TEQSA and academic integrity in the age of generative AI
The Tertiary Education Quality and Standards Agency regulates Australian higher education providers against the Higher Education Standards Framework. Standard 5.4 (Academic Integrity) requires providers to take reasonable steps to protect the academic integrity of their awards. The widespread availability of generative AI has created significant pressure on academic integrity frameworks — students can now use AI to generate assessments that are indistinguishable from their own work.
The TEQSA response has been to expect institutions to develop coherent, proportionate, and pedagogically sound approaches to AI in assessment — not simply to prohibit AI use, which is unenforceable, but to redesign assessment methodologies to be robust to AI assistance. TEQSA has published guidance encouraging institutions to develop AI literacy as a graduate attribute and to use AI detection tools with appropriate caution given their documented accuracy limitations.
AI detection tools and due process obligations
AI detection tools — including Turnitin's AI detection feature and dedicated tools like GPTZero — have documented false positive rates that have resulted in students being incorrectly accused of academic misconduct. The consequences for a student of an incorrect academic misconduct finding can be severe: course failure, exclusion from programs, and in some cases inability to complete their degree. Educational institutions that rely on AI detection tools without appropriate due process safeguards face legal exposure.
The due process obligations for AI-assisted academic integrity processes are the same as for any disciplinary process: the student must be given notice of the allegation, an opportunity to respond, and a decision made by a human decision-maker who considers all the relevant evidence. An AI detection score alone is not sufficient basis for an academic misconduct finding. The institution must be able to demonstrate that the process was fair and that the outcome was based on evidence, not solely on an algorithmic score.

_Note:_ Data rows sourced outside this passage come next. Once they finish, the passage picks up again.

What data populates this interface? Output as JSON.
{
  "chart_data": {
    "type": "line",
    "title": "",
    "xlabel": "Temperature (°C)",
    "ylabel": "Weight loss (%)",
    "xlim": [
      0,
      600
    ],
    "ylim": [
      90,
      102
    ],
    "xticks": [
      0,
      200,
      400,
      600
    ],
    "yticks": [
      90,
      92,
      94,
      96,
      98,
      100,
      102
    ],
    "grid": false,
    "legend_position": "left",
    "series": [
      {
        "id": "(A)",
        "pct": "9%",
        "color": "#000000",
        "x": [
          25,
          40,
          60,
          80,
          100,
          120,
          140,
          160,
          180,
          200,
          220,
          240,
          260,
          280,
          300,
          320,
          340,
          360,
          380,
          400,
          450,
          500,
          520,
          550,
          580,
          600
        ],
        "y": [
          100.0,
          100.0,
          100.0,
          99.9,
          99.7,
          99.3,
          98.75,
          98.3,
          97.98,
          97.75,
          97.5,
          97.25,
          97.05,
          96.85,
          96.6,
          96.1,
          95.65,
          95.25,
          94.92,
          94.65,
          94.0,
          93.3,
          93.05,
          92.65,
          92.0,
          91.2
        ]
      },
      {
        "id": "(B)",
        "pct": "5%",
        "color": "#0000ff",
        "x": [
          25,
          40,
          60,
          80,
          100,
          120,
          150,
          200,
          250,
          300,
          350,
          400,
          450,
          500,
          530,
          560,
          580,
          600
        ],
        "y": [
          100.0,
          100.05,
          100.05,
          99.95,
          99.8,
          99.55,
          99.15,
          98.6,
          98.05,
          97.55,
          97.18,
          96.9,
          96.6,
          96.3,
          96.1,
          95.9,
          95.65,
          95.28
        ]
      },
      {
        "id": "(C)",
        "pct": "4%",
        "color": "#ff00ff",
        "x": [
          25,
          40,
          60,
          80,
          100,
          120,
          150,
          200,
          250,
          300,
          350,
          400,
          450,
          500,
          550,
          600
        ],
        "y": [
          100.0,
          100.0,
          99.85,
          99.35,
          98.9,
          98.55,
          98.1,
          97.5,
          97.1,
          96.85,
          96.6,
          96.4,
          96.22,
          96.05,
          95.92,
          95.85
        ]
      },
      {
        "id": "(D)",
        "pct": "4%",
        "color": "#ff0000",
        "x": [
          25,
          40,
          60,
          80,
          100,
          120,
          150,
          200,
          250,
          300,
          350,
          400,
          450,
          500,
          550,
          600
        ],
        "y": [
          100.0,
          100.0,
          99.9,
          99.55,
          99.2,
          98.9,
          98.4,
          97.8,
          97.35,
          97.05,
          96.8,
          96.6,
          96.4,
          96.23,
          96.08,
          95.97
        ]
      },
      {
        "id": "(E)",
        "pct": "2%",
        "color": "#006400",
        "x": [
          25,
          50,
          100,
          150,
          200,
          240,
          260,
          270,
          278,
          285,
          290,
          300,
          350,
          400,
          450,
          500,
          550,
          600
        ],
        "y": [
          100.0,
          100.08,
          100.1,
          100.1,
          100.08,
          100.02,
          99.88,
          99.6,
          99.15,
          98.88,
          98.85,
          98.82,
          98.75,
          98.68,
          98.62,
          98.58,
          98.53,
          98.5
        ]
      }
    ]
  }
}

Student data and privacy obligations
Australian universities are subject to the Privacy Act 1988 and the Australian Privacy Principles for the personal information of students and staff. AI systems that process student data — learning analytics platforms, student wellbeing monitoring systems, academic progression prediction tools — must comply with the APPs. The collection of student data for AI analysis must be disclosed, the use must be consistent with the purpose for which the data was collected, and the data must be secured appropriately. The use of predictive analytics to identify at-risk students raises specific consent and transparency obligations — students should know that their academic data is being analysed by AI systems and that these analyses influence the support or intervention they receive.